A proposito della Lettera ai Galati, Papa Francesco parla come di un testo decisivo per considerare alcuni argomenti centrali per la fede affrontati da San Paolo, come quelli della libertà, della grazia e del modo di vivere cristiano, “che – rimarca il Papa - sono estremamente attuali perché toccano tanti aspetti della vita della Chiesa dei nostri giorni”. Vi sono presenti anche cenni biografici della vita dell’apostolo che permettono di conoscere la storia della sua conversione, ma anche la grande opera di evangelizzazione messa da lui in atto che almeno per due volte aveva visitato le comunità della Galazia durante i suoi viaggi missionari. Non si sa di preciso a quale zona geografica si riferisca, né si può affermare con certezza la data in cui scrisse questa Lettera. Quello che si conosce è che i Galati fossero un’antica popolazione celtica che, attraverso tante peripezie, si erano stabiliti in quella estesa regione dell’Anatolia che aveva il capoluogo nella città di Ancyra, oggi Ankara, la capitale della Turchia. Con la sua indefessa opera evangelizzatrice era riuscito a fondare, dunque, delle comunità. Quando arrivava in una città, infatti, “non faceva subito una grande cattedrale”, rimarca il Papa, ma “piccole comunità che sono il lievito della nostra cultura cristiana di oggi”.

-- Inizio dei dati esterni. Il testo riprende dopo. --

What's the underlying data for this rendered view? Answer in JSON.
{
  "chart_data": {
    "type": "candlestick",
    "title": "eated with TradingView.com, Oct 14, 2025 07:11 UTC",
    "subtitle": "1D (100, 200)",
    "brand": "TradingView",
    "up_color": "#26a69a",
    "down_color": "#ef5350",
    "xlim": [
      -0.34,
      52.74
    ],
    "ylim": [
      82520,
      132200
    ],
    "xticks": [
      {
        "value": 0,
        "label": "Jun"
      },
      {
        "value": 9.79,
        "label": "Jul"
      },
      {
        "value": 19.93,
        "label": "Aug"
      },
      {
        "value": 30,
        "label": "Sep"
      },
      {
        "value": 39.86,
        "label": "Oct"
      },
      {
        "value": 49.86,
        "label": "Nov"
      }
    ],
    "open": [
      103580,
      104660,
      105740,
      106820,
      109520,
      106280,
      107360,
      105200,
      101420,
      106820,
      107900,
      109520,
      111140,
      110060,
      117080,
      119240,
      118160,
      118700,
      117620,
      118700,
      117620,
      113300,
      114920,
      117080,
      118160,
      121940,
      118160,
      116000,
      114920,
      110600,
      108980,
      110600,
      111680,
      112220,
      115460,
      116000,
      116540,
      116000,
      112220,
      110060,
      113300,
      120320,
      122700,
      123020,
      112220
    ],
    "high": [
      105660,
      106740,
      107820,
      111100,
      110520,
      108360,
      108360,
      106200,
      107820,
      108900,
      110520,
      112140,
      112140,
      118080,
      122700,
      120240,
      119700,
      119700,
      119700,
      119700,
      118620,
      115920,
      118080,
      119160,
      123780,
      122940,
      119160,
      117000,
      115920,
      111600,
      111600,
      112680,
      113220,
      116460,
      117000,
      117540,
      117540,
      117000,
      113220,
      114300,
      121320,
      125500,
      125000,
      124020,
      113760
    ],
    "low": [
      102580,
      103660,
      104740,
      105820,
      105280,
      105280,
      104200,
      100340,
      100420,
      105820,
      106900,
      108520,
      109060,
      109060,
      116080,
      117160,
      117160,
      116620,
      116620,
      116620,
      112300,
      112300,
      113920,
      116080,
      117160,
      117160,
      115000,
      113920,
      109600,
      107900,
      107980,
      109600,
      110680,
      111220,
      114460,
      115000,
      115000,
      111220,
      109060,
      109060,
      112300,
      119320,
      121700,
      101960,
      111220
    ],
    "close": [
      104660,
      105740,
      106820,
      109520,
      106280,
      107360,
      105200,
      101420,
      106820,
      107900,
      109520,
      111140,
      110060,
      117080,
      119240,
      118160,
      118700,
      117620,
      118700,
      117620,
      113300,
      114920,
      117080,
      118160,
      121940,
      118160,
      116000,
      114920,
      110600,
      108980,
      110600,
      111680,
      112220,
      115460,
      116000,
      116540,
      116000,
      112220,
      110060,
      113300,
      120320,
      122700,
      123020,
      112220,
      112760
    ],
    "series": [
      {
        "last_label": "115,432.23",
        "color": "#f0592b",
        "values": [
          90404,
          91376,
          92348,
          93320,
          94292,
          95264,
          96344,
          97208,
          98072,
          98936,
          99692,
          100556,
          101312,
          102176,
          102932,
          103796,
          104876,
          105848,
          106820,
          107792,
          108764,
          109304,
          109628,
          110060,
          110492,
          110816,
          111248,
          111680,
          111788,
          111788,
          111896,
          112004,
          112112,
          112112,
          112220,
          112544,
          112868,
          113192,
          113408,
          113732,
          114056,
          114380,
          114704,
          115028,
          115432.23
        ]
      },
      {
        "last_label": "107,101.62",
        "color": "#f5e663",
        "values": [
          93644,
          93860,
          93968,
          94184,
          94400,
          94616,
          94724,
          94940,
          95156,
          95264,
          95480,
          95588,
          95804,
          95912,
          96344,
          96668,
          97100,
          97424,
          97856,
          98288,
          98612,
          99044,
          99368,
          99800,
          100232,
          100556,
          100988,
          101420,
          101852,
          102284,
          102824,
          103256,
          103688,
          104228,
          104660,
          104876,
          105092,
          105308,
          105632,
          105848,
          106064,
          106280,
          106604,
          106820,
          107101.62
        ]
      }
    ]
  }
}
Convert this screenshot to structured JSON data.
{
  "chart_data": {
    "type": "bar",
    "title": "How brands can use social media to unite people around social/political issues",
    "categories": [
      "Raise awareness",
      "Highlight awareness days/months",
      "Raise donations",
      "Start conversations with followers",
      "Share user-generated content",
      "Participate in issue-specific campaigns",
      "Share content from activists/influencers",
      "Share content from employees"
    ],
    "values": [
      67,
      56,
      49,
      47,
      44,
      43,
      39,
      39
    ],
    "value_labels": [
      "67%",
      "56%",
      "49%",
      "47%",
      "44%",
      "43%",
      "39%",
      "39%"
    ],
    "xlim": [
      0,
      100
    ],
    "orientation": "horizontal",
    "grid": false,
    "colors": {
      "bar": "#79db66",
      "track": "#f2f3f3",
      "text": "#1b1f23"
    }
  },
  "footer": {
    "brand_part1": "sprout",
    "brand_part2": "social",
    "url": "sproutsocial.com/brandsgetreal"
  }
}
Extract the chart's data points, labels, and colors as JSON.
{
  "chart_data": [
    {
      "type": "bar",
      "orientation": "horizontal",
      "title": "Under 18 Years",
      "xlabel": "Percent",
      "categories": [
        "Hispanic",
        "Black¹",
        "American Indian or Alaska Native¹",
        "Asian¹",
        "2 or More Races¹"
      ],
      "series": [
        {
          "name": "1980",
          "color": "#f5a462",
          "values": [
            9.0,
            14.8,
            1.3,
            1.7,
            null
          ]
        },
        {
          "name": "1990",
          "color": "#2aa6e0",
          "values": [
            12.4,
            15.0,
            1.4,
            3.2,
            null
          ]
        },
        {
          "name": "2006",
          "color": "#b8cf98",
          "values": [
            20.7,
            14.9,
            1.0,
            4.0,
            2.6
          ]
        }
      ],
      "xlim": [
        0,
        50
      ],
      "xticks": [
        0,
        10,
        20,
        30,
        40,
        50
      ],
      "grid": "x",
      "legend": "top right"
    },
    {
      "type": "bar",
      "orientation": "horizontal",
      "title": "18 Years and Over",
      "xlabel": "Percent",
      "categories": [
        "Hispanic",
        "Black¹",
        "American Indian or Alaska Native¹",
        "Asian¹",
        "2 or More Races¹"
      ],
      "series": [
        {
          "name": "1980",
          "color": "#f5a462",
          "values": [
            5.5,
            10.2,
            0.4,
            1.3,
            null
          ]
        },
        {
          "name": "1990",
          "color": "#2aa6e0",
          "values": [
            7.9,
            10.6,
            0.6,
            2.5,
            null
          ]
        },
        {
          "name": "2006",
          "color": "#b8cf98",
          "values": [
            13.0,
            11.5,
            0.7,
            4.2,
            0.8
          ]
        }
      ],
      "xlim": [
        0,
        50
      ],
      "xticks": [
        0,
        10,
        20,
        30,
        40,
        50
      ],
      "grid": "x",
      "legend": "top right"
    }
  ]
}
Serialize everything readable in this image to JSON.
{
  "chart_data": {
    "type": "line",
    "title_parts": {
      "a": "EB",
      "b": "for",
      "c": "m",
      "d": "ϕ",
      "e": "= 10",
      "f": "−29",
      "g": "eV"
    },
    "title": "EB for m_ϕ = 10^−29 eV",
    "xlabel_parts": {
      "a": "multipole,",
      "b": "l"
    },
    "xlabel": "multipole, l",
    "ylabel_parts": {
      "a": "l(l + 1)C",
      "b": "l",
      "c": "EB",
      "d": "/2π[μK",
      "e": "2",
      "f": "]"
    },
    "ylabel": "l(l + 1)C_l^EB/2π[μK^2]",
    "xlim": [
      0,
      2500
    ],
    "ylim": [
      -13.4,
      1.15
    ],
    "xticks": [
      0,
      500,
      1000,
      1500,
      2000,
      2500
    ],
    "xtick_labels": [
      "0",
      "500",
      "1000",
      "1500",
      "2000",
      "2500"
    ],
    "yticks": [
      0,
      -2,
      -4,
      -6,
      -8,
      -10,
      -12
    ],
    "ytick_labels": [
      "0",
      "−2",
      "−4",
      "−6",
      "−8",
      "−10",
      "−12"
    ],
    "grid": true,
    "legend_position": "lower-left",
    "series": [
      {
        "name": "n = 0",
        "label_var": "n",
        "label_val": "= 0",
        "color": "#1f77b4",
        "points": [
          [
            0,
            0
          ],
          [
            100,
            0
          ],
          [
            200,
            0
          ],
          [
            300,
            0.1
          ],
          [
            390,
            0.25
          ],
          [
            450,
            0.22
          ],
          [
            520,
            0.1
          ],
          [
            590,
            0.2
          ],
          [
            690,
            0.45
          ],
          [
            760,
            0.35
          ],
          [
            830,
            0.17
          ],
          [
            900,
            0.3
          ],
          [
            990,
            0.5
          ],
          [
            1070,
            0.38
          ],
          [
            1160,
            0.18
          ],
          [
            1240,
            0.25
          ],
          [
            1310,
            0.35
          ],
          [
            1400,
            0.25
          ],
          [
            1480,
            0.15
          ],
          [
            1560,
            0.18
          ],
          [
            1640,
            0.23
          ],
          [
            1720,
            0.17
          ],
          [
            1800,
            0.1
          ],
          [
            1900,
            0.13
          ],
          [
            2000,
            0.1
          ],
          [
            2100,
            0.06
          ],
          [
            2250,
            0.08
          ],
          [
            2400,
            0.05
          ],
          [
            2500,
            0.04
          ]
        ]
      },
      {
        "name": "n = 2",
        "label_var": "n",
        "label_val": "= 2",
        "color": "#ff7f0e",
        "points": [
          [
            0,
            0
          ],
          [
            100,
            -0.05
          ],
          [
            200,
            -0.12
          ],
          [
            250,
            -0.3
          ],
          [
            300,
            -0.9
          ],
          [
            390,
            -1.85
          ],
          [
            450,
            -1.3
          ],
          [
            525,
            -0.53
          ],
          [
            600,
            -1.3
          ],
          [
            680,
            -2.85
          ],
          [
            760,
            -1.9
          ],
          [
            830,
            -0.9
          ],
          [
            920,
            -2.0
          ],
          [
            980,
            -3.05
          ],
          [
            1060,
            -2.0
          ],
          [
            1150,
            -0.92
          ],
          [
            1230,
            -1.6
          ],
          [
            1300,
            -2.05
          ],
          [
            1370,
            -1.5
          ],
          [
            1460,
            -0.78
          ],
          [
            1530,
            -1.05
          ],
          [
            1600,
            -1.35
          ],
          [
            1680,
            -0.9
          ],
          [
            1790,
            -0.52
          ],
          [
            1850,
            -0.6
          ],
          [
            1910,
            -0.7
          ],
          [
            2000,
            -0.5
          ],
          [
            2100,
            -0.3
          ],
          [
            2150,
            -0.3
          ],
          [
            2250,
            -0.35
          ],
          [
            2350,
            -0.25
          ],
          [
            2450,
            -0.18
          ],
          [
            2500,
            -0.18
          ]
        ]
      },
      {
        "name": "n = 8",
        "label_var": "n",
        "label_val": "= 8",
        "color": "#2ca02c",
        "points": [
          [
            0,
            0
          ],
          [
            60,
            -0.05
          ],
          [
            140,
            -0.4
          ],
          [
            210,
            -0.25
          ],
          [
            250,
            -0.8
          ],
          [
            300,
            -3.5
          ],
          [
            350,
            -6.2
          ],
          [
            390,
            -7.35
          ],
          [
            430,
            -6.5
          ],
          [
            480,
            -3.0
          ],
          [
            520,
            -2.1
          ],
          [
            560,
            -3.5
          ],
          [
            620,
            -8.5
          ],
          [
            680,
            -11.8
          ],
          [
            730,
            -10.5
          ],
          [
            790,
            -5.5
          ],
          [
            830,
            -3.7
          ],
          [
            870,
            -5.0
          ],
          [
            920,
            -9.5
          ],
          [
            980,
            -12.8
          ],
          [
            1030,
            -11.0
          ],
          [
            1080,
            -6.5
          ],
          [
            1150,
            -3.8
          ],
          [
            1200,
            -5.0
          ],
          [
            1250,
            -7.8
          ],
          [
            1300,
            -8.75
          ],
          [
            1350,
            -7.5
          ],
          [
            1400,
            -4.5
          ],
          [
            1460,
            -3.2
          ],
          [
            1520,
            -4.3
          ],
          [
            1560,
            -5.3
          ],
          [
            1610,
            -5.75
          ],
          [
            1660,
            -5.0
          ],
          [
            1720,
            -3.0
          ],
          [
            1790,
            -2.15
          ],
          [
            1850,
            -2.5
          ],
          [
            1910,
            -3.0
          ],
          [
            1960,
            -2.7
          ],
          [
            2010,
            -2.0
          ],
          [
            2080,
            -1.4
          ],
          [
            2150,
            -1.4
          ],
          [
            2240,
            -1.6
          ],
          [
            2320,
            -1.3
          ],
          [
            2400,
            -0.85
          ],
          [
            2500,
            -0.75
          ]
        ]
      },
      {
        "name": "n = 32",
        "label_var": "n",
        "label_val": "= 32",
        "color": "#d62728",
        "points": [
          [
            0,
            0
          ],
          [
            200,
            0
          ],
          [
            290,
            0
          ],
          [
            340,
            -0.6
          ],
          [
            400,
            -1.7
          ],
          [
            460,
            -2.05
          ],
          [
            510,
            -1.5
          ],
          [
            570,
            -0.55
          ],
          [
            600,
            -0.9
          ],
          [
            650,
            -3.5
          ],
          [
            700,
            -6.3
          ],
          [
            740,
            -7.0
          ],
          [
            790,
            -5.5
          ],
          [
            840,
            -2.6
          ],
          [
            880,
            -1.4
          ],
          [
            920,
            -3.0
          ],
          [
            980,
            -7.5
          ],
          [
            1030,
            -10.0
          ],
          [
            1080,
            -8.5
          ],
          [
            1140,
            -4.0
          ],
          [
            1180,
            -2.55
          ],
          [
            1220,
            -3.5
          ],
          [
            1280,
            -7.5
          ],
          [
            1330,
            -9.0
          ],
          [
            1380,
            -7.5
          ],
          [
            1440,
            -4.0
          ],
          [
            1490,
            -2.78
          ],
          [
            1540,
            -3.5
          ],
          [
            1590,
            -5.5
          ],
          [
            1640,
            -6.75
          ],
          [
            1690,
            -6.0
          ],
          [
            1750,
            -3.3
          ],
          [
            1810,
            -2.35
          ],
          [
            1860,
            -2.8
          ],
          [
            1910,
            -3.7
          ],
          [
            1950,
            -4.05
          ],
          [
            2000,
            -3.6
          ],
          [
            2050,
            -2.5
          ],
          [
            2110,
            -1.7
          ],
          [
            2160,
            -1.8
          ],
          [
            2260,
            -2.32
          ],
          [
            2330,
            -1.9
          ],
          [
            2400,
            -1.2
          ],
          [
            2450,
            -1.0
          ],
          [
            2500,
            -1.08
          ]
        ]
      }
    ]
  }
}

Queste piccole comunità crescevano, crescevano e andavano avanti. Anche oggi questo metodo pastorale si fa in ogni regione missionaria. Ho ricevuto una lettera, la settimana scorsa, di un missionario della Papua Nuova Guinea; mi dice che sta predicando il Vangelo nella selva, alla gente che non conosce neppure chi fosse Gesù Cristo. È bello, eh! Si iniziano a fare le piccole comunità. Anche oggi questo metodo è il metodo evangelizzatore della prima evangelizzazione.

Paolo, poi, riferisce soltanto che, a causa di una malattia, fu costretto a fermarsi in quella regione mentre San Luca, negli Atti degli Apostoli, afferma che lo Spirito Santo aveva impedito di proclamare la Parola nella provincia di Asia. “I due fatti non sono in contraddizione” nota Francesco, perché “indicano piuttosto che la via dell’evangelizzazione non dipende sempre dalla nostra volontà e dai nostri progetti, ma richiede la disponibilità a lasciarsi plasmare e a seguire altri percorsi che non erano previsti”. In proposito il Papa ricorda che fra coloro che lo hanno salutato c’è una famiglia “che deve imparare il lettone" perché andranno in missione in quelle terre. “E lo Spirito li porta anche oggi; tanti missionari che lasciano la patria e vanno in un’altra terra a dare la missione”.